Семен встал, пожал руку, выдвинув из-за стола стул для посетителя:

– Пожалуйста, присаживайтесь, – он внимательно посмотрел на мужчину. Вошедший был к тому же высок, почти два метра, в годах, с густыми бакенбардами, росшими, казалось, из самых ушей и приплюснутым, похожим на долото носом. Одет был в тщательно наутюженный строгий костюм с галстуком, в руках сжимал папку с документами.

– Меня зовут Вадим Петгкович. Вам, должно быть, уже обо мне говогкили… дело касается моей гкаботницы, у меня небольшой бизнес – всякие там, булочки, пгкяники и пкгочяя стгкепня, – сильно картавя сказал здоровяк.

«Весьма странный тип», – умозаключил Реутов, заострив внимание на бакенбардах собеседника.

– Ее зовут Надежда. О, вы бы знали, какой она печет хлеб! – он восхищенно покачал головой. – Не пгкосто хлеб, а такой, котогкого не найти в гогкоде. Понимаете, должна была кгаботать в ночную смену, но, пгкедставьте себе, не вышла. Это пегквый такой случай, знаете ли, никогда такого не было. Стгканно… не предупгкедила. Звоню – телефон не отвечает, стучу, чегкт возьми, домой – тишина. Оказалось, что она в полиции! Чегкти что твогкится?.. Задегжана по подозгкению в убийстве! Бгкед какой-то… комагка-то не обидит… не знаю, что и думать. Помогите, – он вопросительно уставился на адвоката.

– А у близких не пытались выяснить, что произошло? – Семен откинулся на спинку кресла.

– У бедняжки только дочь… – быстро и четко ответил здоровяк.

– Адвокатские услуги вы оплатите?

– Вы мне не довегкяете? – по его озадаченному виду можно было догадаться, что он искренне переживает за пропавшую работницу.
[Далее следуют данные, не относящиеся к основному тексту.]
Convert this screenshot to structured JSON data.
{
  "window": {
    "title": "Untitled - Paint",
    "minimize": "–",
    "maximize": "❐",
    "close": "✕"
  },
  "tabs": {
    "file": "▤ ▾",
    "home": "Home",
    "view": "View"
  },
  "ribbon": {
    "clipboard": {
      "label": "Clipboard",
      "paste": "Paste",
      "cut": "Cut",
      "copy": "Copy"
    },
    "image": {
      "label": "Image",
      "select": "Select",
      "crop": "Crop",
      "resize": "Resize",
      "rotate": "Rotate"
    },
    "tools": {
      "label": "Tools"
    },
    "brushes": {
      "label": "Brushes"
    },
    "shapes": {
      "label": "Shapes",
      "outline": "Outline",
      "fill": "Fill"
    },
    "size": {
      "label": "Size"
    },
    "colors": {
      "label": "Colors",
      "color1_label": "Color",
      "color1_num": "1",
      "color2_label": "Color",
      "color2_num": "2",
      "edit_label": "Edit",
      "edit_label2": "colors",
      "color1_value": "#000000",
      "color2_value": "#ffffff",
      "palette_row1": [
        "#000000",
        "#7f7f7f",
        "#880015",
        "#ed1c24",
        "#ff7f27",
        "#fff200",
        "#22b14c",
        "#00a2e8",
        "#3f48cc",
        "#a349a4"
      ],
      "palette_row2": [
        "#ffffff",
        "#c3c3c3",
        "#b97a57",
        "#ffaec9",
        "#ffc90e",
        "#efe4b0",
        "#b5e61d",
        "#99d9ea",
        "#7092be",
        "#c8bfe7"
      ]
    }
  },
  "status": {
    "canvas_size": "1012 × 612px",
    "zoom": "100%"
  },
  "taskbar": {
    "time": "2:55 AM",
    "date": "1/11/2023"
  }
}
– Ничто так не скрепляет доверие как предоплата, – Реутов обнял собеседника обнадеживающим взглядом.

– А как ее фамилия?

– Лагкина, Лагкина, Надежда Петгковна, тысяча девятьсот восемьдесят втогого года гождения, – мямлил он, с трудом выговаривая буквы, – вот здесь документы; заявление о пгкиеме на гкаботу, тгкудовой договогк и что-то еще. Вот, возьмите, – он протянул документы.

Взяв папку, Семен записал в блокнот большее из того, что рассказал ему картавый бизнесмен, отметив фамилию – Ларина, позвонил в дежурную часть полиции, где узнал, что девица действительно была задержана сегодняшней ночью, но в связи с чем – неизвестно.

После нескольких тщетных попыток дозвониться в следственную часть – телефон отвечал короткими гудками, он взглянул на посетителя, задержавшего внимание на древке стоящего в углу триколора:

– Она, вероятнее всего, в изоляторе временного содержания, поэтому я поеду туда и как только разузнаю, что произошло, непременно сообщу вам, – надевая пиджак, Реутов написал на листочке номер своей банковской карты и цифры, которые причитались ему в качестве аванса за предстоящий труд.

– Вот, не забудьте про аванс, – он передал счет верзиле, – и папку заберите, она мне ни к чему.

Он взял протянутый листок и несколько минут ошалело смотрел на него, но справившись с эмоциями, сказал:

– Надеюсь на вас, – слова картавого бизнесмена прозвучали одновременно и вопросительно, и утвердительно.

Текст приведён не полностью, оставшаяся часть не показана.